Better Pain Management During the Holidays

Even as we remain a nation practicing social distancing this winter, our holiday to-do list is still miles long. There’s shopping, card creating, cooking, planning, and the added stress of possibly being separated from loved ones and missing out on annual traditions. Stress can take many forms in the body, including physical pain. If you feel worn out, achy, or are experiencing headaches, stomach aches, or any of the other physical symptoms of stress and anxiety this holiday season, continue reading to learn how to put your mind and body at ease.

  1. Pace Yourself. If you have a long list of holiday to-dos, make a scheduled, coordinated plan for achieving your goals. If you plan, you can avoid the stress-inducing, last-minute moments that can exacerbate pain. Such moments may include wrapping gifts well into the night, standing at your kitchen counter baking for hours, or sitting at your desk addressing one hundred holiday cards. Pace yourself and give your body a break from long sessions of physically exhausting activities.

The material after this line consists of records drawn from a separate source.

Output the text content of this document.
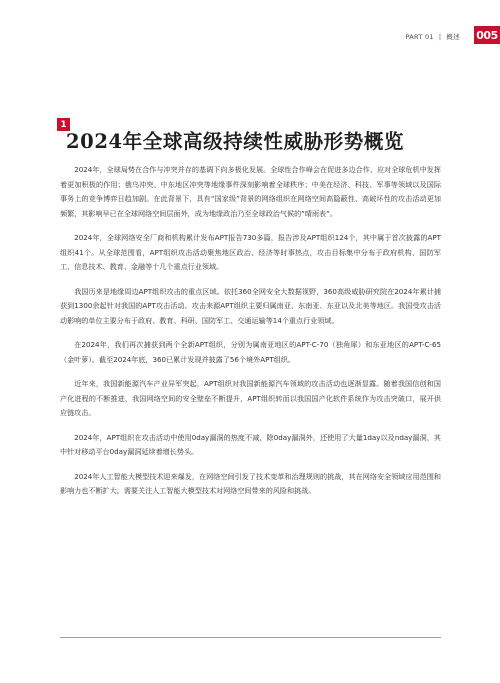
PART 01 | 概述 005
1
2024年全球高级持续性威胁形势概览

2024年，全球局势在合作与冲突并存的基调下向多极化发展。全球性合作峰会在促进多边合作、应对全球危机中发挥着更加积极的作用；俄乌冲突、中东地区冲突等地缘事件深刻影响着全球秩序；中美在经济、科技、军事等领域以及国际事务上的竞争博弈日趋加剧。在此背景下，具有“国家级”背景的网络组织在网络空间高隐蔽性、高破坏性的攻击活动更加频繁，其影响早已在全球网络空间层面外，成为地缘政治乃至全球政治气候的“晴雨表”。

2024年，全球网络安全厂商和机构累计发布APT报告730多篇，报告涉及APT组织124个，其中属于首次披露的APT组织41个。从全球范围看，APT组织攻击活动聚焦地区政治、经济等时事热点，攻击目标集中分布于政府机构、国防军工、信息技术、教育、金融等十几个重点行业领域。

我国历来是地缘周边APT组织攻击的重点区域。依托360全网安全大数据视野，360高级威胁研究院在2024年累计捕获到1300余起针对我国的APT攻击活动。攻击来源APT组织主要归属南亚、东南亚、东亚以及北美等地区。我国受攻击活动影响的单位主要分布于政府、教育、科研、国防军工、交通运输等14个重点行业领域。

在2024年，我们再次捕获到两个全新APT组织，分别为属南亚地区的APT-C-70（独角犀）和东亚地区的APT-C-65（金叶萝）。截至2024年底，360已累计发现并披露了56个境外APT组织。

近年来，我国新能源汽车产业异军突起，APT组织对我国新能源汽车领域的攻击活动也逐渐显露。随着我国信创和国产化进程的不断推进，我国网络空间的安全壁垒不断提升，APT组织转而以我国国产化软件系统作为攻击突破口，展开供应链攻击。

2024年，APT组织在攻击活动中使用0day漏洞的热度不减，除0day漏洞外，还使用了大量1day以及nday漏洞，其中针对移动平台0day漏洞延续着增长势头。

2024年人工智能大模型技术迎来爆发，在网络空间引发了技术变革和治理规则的挑战，其在网络安全领域应用范围和影响力也不断扩大。需要关注人工智能大模型技术对网络空间带来的风险和挑战。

  2. Ask for Help. If you’re a can-doer, then this tactic may be challenging for you—but also crucial. No one should expect to balance work, homeschooling, chores, and holiday preparations alone. Ask for help when you need it. Ask your spouse to help your kids create their classroom holiday craft assignment, ask a friend to help you with your baking, and invite some neighbors to help you prepare meals for charity. Whatever it is that will require more time than you have in a day, ask for help before your body does so in the form of pain.

  3. Don’t Quit Your Fitness Routine. It can be easy to give up your yoga class or running group when something needs to give to make up extra time for your holiday responsibilities. Resist the temptation to sacrifice the feel-good, stress-relieving, endorphin-boosting benefits that you get from working out. Too much sedentary time or not enough sleep can cause headaches, body aches, or exacerbate symptoms of conditions associated with chronic pain.

  4. Reimagine Some Traditions. Perhaps, when you were in your twenties, you started a tradition of cutting down a Christmas tree, dragging it through the woods, strapping it onto your car’s roof, and setting it up in your house. It’s a tradition you’ve loved for decades, but now the aches and pains that naturally come with age are making it hard to complete the task easily—or maybe even dangerous. Accept that it’s okay to make the switch to an artificial tree. Reimagine your tradition by still gathering your immediate family together and decorating the tree together. The event may be different, but what matters is that you’re with your loved ones—people who don’t want to see you hurting over the holidays.

  5. Eat Clean. If your chronic pain comes from inflammation, treat your body with kindness by limiting your intake of those items that can exacerbate inflammation and trigger pain, including alcohol, dairy, gluten, and artificial substances like preservatives.

  6. If You’re Depressed, Know When to Ask for Help. Depression can manifest into physical pain. If you’re separated from loved ones and feeling isolated this holiday season, your sadness may cause body aches, fatigue, headaches, and other physical symptoms. If your depression begins to interfere with your ability to complete your daily responsibilities, you begin to practice self-harm, or you have suicidal ideations, seek professional help immediately.

The holidays can be a wonderful time of the year for the warmth and happiness of friends and family. Just remember that the holidays are about who you’re with, not how many tasks you can check off your list. Don’t let your enthusiasm for the holidays take its toll on your body. Commit to celebrating this season, feeling happy and healthy.